The problem is that python is an imperative language and uses the '=' sign for assignment.  In math of course '=' stands for equality.

Now these two usages of '=' are both center-stage and completely different:
- the math = is by definition symmetric -- we can replace x=y by y=x. Whereas in programming we can never replace x=1 by 1=x
- More significantly and dangerously the programming var=rhs has a timing element and in fact introduces a basic notion of a 'unit of computation', --the statement -- a notion completely absent from the math something=somethingElse

Now one word or signifier meaning different things -- a pun -- is not necessarily bad. To the extent that we humans have more entities to deal with than ready words its even inevitable.  Just yesterday there was a discussion about whether 'python' is a TV comic character or a snake, pike a fish or a poker.  I think these are relatively harmless.

However with '=' in math and programming, the two are too different to be equated(!!) and too close to be separated.
Because after the programming statement var = lhs
the math predicate var = lhs is typically true.

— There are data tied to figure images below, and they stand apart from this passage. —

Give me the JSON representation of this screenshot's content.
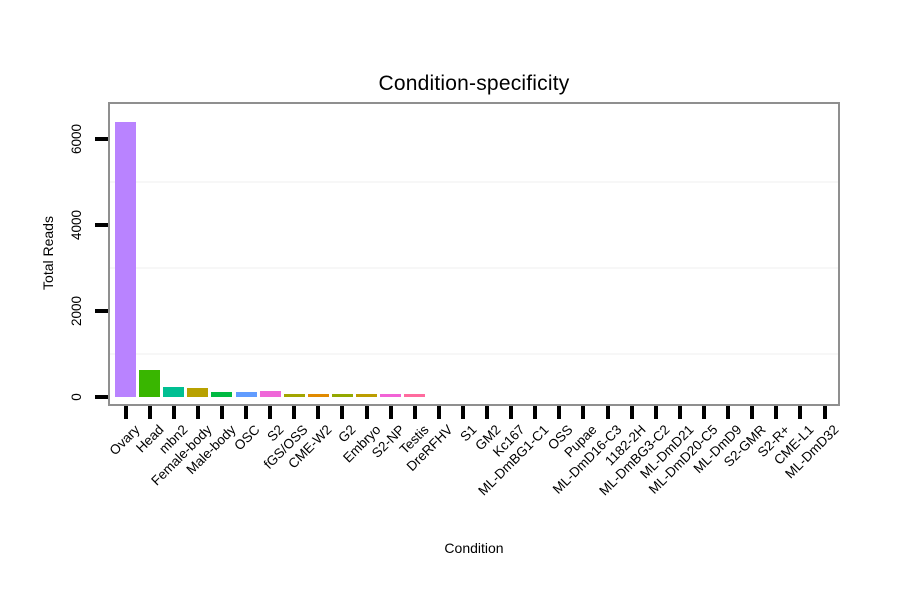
{
  "page": {
    "background": "#ffffff"
  },
  "style": {
    "panel_border_color": "#8f8f8f",
    "tick_color": "#000000",
    "gridline_color": "#f7f7f7",
    "text_color": "#000000"
  },
  "chart_data": {
    "type": "bar",
    "title": "Condition-specificity",
    "xlabel": "Condition",
    "ylabel": "Total Reads",
    "ylim": [
      0,
      6500
    ],
    "yticks": [
      0,
      2000,
      4000,
      6000
    ],
    "ytick_labels": [
      "0",
      "2000",
      "4000",
      "6000"
    ],
    "minor_gridlines": [
      1000,
      3000,
      5000
    ],
    "grid": "minor-horizontal-only",
    "legend_position": "none",
    "x_label_rotation_deg": 45,
    "y_label_rotation_deg": 90,
    "categories": [
      "Ovary",
      "Head",
      "mbn2",
      "Female-body",
      "Male-body",
      "OSC",
      "S2",
      "fGS/OSS",
      "CME-W2",
      "G2",
      "Embryo",
      "S2-NP",
      "Testis",
      "DreRFHV",
      "S1",
      "GM2",
      "Kc167",
      "ML-DmBG1-C1",
      "OSS",
      "Pupae",
      "ML-DmD16-C3",
      "1182-2H",
      "ML-DmBG3-C2",
      "ML-DmD21",
      "ML-DmD20-C5",
      "ML-DmD9",
      "S2-GMR",
      "S2-R+",
      "CME-L1",
      "ML-DmD32"
    ],
    "values": [
      6390,
      630,
      240,
      220,
      120,
      120,
      130,
      70,
      70,
      70,
      70,
      65,
      65,
      0,
      0,
      0,
      0,
      0,
      0,
      0,
      0,
      0,
      0,
      0,
      0,
      0,
      0,
      0,
      0,
      0
    ],
    "colors": [
      "#B983FF",
      "#39B600",
      "#00BF92",
      "#B8A100",
      "#00BA42",
      "#619CFF",
      "#EF67D8",
      "#A3A500",
      "#E18A00",
      "#94A800",
      "#BC9D00",
      "#F263D6",
      "#FF6B9E",
      null,
      null,
      null,
      null,
      null,
      null,
      null,
      null,
      null,
      null,
      null,
      null,
      null,
      null,
      null,
      null,
      null
    ]
  }
}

But then what happens with something like this?  x = x+1
For a programmer this is common daily fare.
For a mathematician its an impossibility.

So I suggest you try it (x=x+1) on your boys.
If they think its ok, youve damaged their mathematical acumen
If not, they've yet to begin programming.
If they can answer to the effect that in some contexts its natural and in some not then of course they are very mature and/or geniuses.

I should mention that John Backus, the creator of the first hi-level language and a Turing award winner, more or less said that the assignment is the single biggest problem why programming languages are in such a mess:
http://www.thocp.net/biographies/papers/backus_turingaward_lecture.pdf

Having said that, I also need to say that most programmers dont agree with that.
The minority that do, would earlier be called 'declarative-devotees'; nowadays the fashionable term is functional programming.
My own rather fringe minority position is that Backus et al are right in denouncing the assignment. However so far the attempts at practically  realizing this smack of throwing out the baby with the bathwater.

So for the time being, languages like python remain eminently practical.
Its just that they are not so good for building kids' theoretical foundations -- especially of a mathematical sort.